Uber’s Growth Opportunity Model

In addition to the overwhelming superior solution, Uber provided with its services, Uber leveraged real-life situations to spur growth. They used a model marketers like to call “accelerants.” Some include

  • Weather
  • Sports
  • Holidays and events, restaurants, and nightlife.

They discovered that some of these situations make driving problematic in many cities. So the idea was to help customers have a good riding experience regardless of the situation.

Key Takeaways

  1. Look for a frustrated market and completely solve the problem.
  2. Identify early adopters and leverage them.
  3. Word of mouth is the best kind of marketing strategy.
  4. Leverage unique growth opportunities.
  5. Create a benefit for every segment of the market.

Canva

Before Canva, what many people described as graphic design was the ability to create art from scratch. This means that if you can not visualize it yourself, you can barely/not at all create it. Canva envisioned a different approach and thought that it could make everyone and anyone a designer.

Canva is not one of those SaaS products you will hardly use when you sign up. It is a product that you have no choice but to fall in love with, especially because of the plethora of templates it provides and evolving features that create an opportunity for everyone. In fact, in 2021, users made 3.5 billion designs, and on average, 150 new Canva projects start every second. All this value is from a product that started as an online yearbook.

Solve a frustrating need…for free

When social media “came of age” in 2012, many businesses and company pages were interested in using images and graphics to communicate with their audience. They had social media managers, but not many of them could afford a graphic designer simultaneously.

Merlanie Perkins saw this need and decided to create a platform for poster making, picture editing, and easy creation of infographics.

With its free platform, Canva changed the game for many professionals by creating an IKEA effect such that when users create a design and get compliments, they can easily say, “Thank you, I made it!”

Make everything a marketing channel

Canva’s goal is straightforward and it is to make visitors easily see jobs-to-be-done from the homepage and sign up with one click.

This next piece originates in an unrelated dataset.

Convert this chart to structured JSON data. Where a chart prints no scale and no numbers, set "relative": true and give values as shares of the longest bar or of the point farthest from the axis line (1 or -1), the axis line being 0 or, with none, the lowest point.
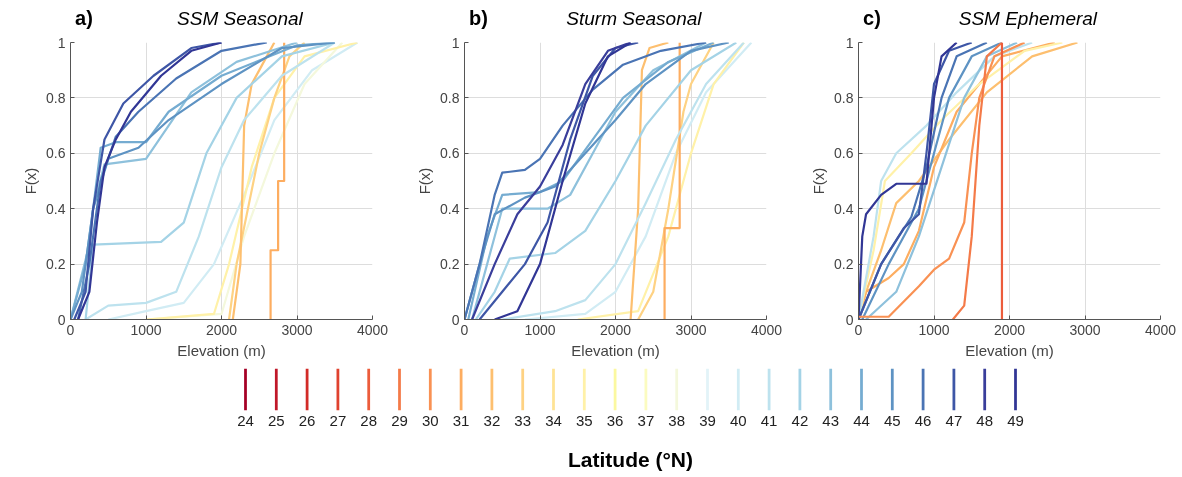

They made it easy by immediately asking users what they want to design from the first page. Once the users indicate the design they hope to create, Canva provides a number of designs for them to choose from, making it easy to sway users and optimize them for conversions and subscriptions.

Connect and communicate with content marketing

The first place Canva saw a need was on social media, so using it to its advantage was the best thing to do. They made it easy to share on social media and also encouraged users to share their designs with the hashtag #canvalove. That hashtag created a community of people who love to create designs and encourage more people to use the platform.

Asides from launching the product with social media, Canva saw a need to put a lot of work into driving significant traffic, user growth, and retention. It decided to focus on two areas — design school and blog/articles to promote design skills and encourage more users to take on the skill and consequently the product.

Key Takeaways

  1. Be intentional about the product’s value proposition
  2. Focus on the buyers and prioritize their experience.
  3. Empower your customers

Wrapping Up

It is not just about creating the best software or product but about creating great experiences that your users can relate to and sell to others. Regardless of the problem you hope to solve, you must be sure to critically analyze your users, pinpoints the pain points of these users, and create a product launch and marketing plan that will help you go to market successfully.

Over to you, what key takeaways did you get from all three products?